There the brothers built their reputation on carving commissions from some of the most famous sculptors of the era, including Daniel Chester French. Their work, as skillful and important as it was, went largely unnoticed since it was the sculptors, not the carvers, who got the credit for the finished work.

The list of the family’s work is mind-boggling and includes the statue of Lincoln that sits in the Lincoln Memorial in Washington, D.C., and in New York City,  the Maine Monument at Columbus Circle, the lions at the New York Public Library, New York Stock Exchange pediments, figures on the Washington Square Arch, the Firemen’s Monument in Riverside Park, and statues on the cornice line of the Brooklyn Museum.  

Theodore Roosevelt and Fiorello LaGuardia visited with the Piccirilis, and LaGuardia became a close friend of the family.  

The family’s compound was demolished around 1960 and no trace of the Piccirillis remains in the neighborhood.

One of the original public buildings on the avenue is about to be repurposed

The library branch on Alexander Avenue opened in 1905. It was the first in the Bronx. Paid for by Andrew Carnegie, it was built in the style of an Italian Renaissance palazzo (pictured below).

Twenty years later, when the 40th Precinct NYPD station house was built at the corner of 139th Street, its architects chose the same Italian Renaissance style. Now the precinct is set to move out of its original home and into a brand new, ultra-modern building on East 149th Street designed by the big-name firm of Bjarke Ingels. Construction on the new facility is set to start in 2018.

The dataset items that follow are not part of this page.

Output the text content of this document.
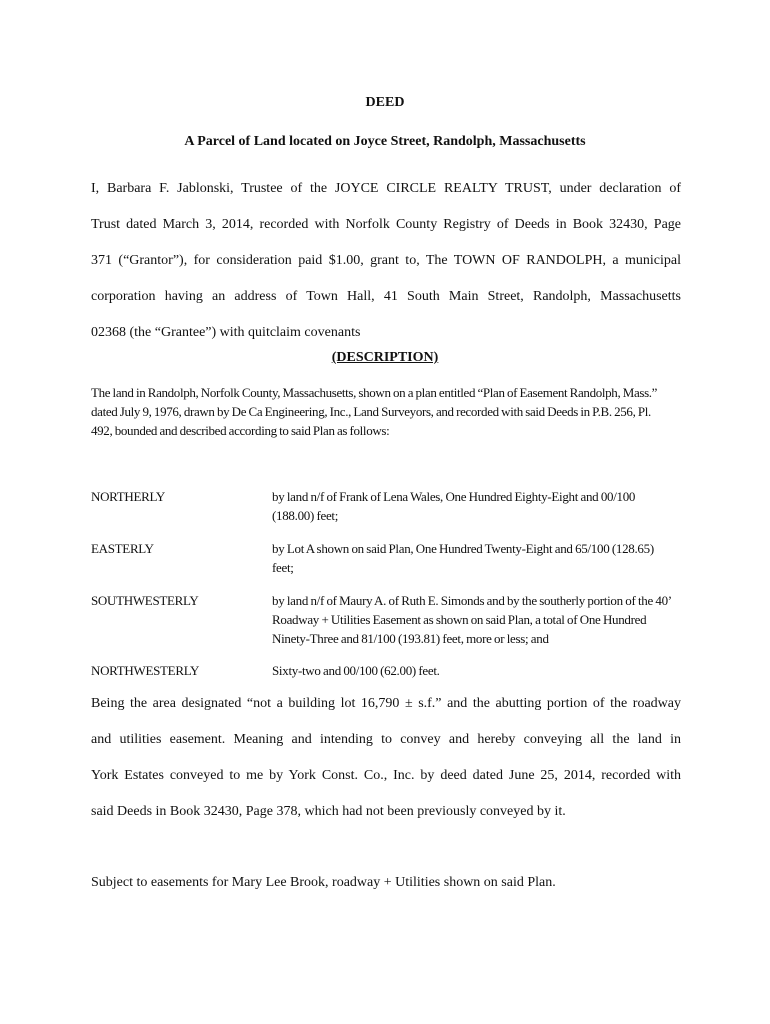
DEED
A Parcel of Land located on Joyce Street, Randolph, Massachusetts
I, Barbara F. Jablonski, Trustee of the JOYCE CIRCLE REALTY TRUST, under declaration of
Trust dated March 3, 2014, recorded with Norfolk County Registry of Deeds in Book 32430, Page
371 (“Grantor”), for consideration paid $1.00, grant to, The TOWN OF RANDOLPH, a municipal
corporation having an address of Town Hall, 41 South Main Street, Randolph, Massachusetts
02368 (the “Grantee”) with quitclaim covenants
(DESCRIPTION)
The land in Randolph, Norfolk County, Massachusetts, shown on a plan entitled “Plan of Easement Randolph, Mass.” dated July 9, 1976, drawn by De Ca Engineering, Inc., Land Surveyors, and recorded with said Deeds in P.B. 256, Pl. 492, bounded and described according to said Plan as follows:
NORTHERLY	by land n/f of Frank of Lena Wales, One Hundred Eighty-Eight and 00/100 (188.00) feet;
EASTERLY	by Lot A shown on said Plan, One Hundred Twenty-Eight and 65/100 (128.65) feet;
SOUTHWESTERLY	by land n/f of Maury A. of Ruth E. Simonds and by the southerly portion of the 40’ Roadway + Utilities Easement as shown on said Plan, a total of One Hundred Ninety-Three and 81/100 (193.81) feet, more or less; and
NORTHWESTERLY	Sixty-two and 00/100 (62.00) feet.
Being the area designated “not a building lot 16,790 ± s.f.” and the abutting portion of the roadway
and utilities easement. Meaning and intending to convey and hereby conveying all the land in
York Estates conveyed to me by York Const. Co., Inc. by deed dated June 25, 2014, recorded with
said Deeds in Book 32430, Page 378, which had not been previously conveyed by it.
Subject to easements for Mary Lee Brook, roadway + Utilities shown on said Plan.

The real estate pressure is on

Brooks says that hardly a day goes by when he doesn’t get a knock on his door from someone who wants to make an offer on his house. A few houses away from him there’s a sign in the window of one of the homes that says “Let Me Be.” Brooks says that’s his neighbor’s not-so-subtle way of telling real estate speculators to stay away.

Curious about what it might look like to live in the area? This three bedroom, one bath with new floors and a renovated kitchen in a low-rise apartment building at 315 Alexander Ave. is listed for $3,000 a month, with the first two months free.

This large Greek Revival house at 302 Alexander Ave., in an unknown condition, may be available to buy soon. The house, built in 1901, has been seized by a lender through judicial foreclosure according to Trulia.